The Salsette (2) was built for P&O by Caird & Co., Greenock, and launched on 2 April 1908. Twin bronze screws were powered by 10,000hp quadruple-expansion steam engines. Capacity for 140 first-class and 121 second-class passengers. Primarily operated on the express service from Aden to Bombay.
After the outbreak of the First World War the Salsette (2) continued regular sailings on the express service. At the end of 1916 the Salsette (2) made the first of two voyages on the Australia run, where she was required as a replacement for the Arabia, which had been torpedoed on 6 November. In between voyages to Australia the Salsette (2) remained on the Bombay–Aden express service until being recalled to England once more.
On 19 July 1917 Salsette (2) sailed from London under the command of Captain Albert Borlase Armitage, bound for Bombay, with passengers, general cargo and pay for the troops in Egypt. Shortly after rounding Portland Bill the following day the ship was struck by a torpedo fired from UB 40. Captain Armitage was the last to leave his sinking ship and witnessed the vessel's final moments from his lifeboat, seeing the ship turn and nosedive fifty minutes after the torpedo had struck. All the passengers got off safely but 15 lascar engine room crew lost their lives: 10 firemen, 4 trimmers and a tindal. The survivors were picked up after twenty minutes and landed in Weymouth.
|Dimensions||134.1 x 16.2 m (440 x 53.2 ft)|
|Fate||Torpedoed (UB 40)|
The wreck rests on the port side at 45 degrees on a flat, sandy seabed. Although much of the upper-deck superstructure has collapsed, the hull is still largely intact for the full length of the vessel. The maximum depth is 45m and the highest point of the wreck is the starboard railings at 32m. Monofilament line covers much of the wreck, requiring extra diligence, particularly in poor visibility.

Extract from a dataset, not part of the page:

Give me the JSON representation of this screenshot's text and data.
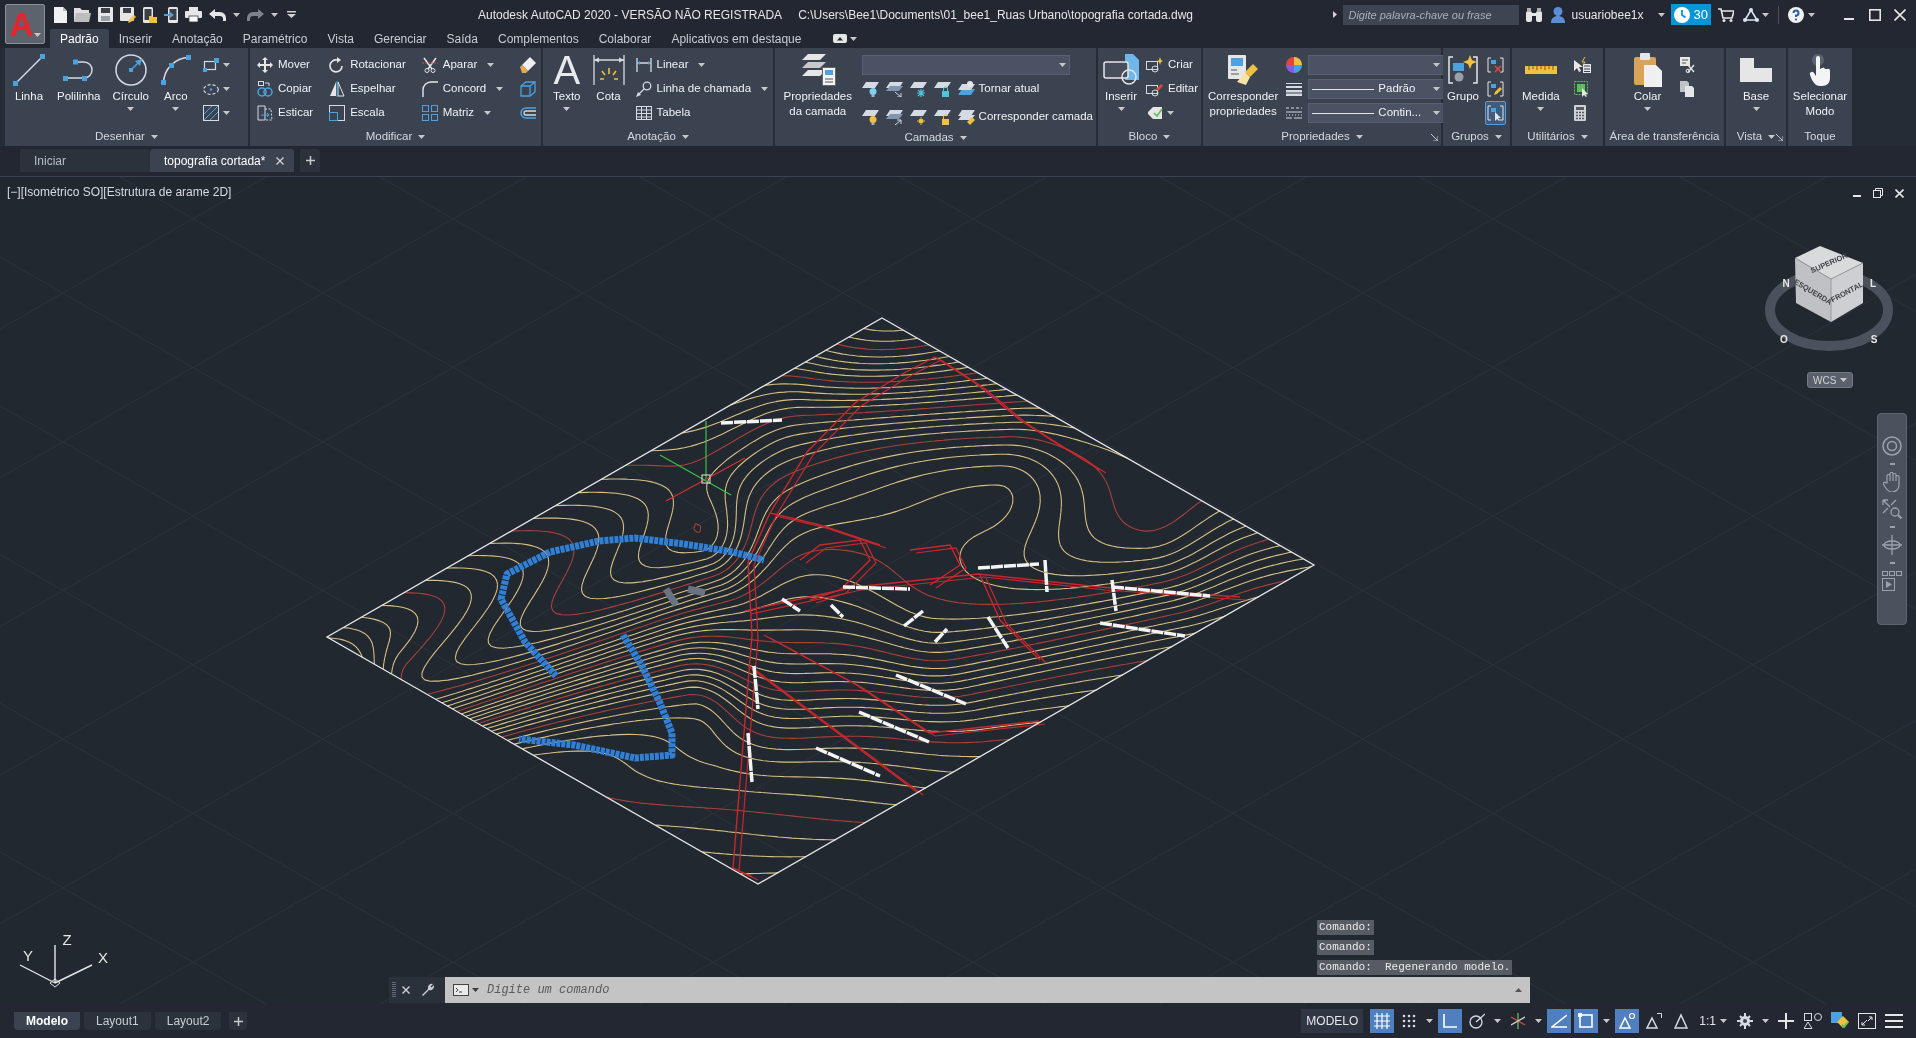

The Salsette (2) carried a defensive 4.7in gun and this is still mounted on the deck above the stern. The starboard prop shaft is exposed but the bronze propeller has been salvaged. Some wooden decking remains in place and can be seen throughout the length of the wreck. Moving forward, there is a short break in the starboard side of the hull, followed by the remains of a cargo crane and a mast. An open space in the deck permits access to engine room areas from where it is possible to penetrate deeper into the wreck and out through the torpedo hole on the starboard side.
There are two large cylindrical tanks on the open deck, beyond which is a large winch. From here the central third of the wreck follows a similar pattern of holes and deck until reaching the forecastle section where there are two more cranes. Past the forward hold and down inside a hole is a bathtub. A large anchor winch indicates arrival at the bow where the anchor chains file down through the hawse pipes, ending with the anchors, which both still sit snugly in place.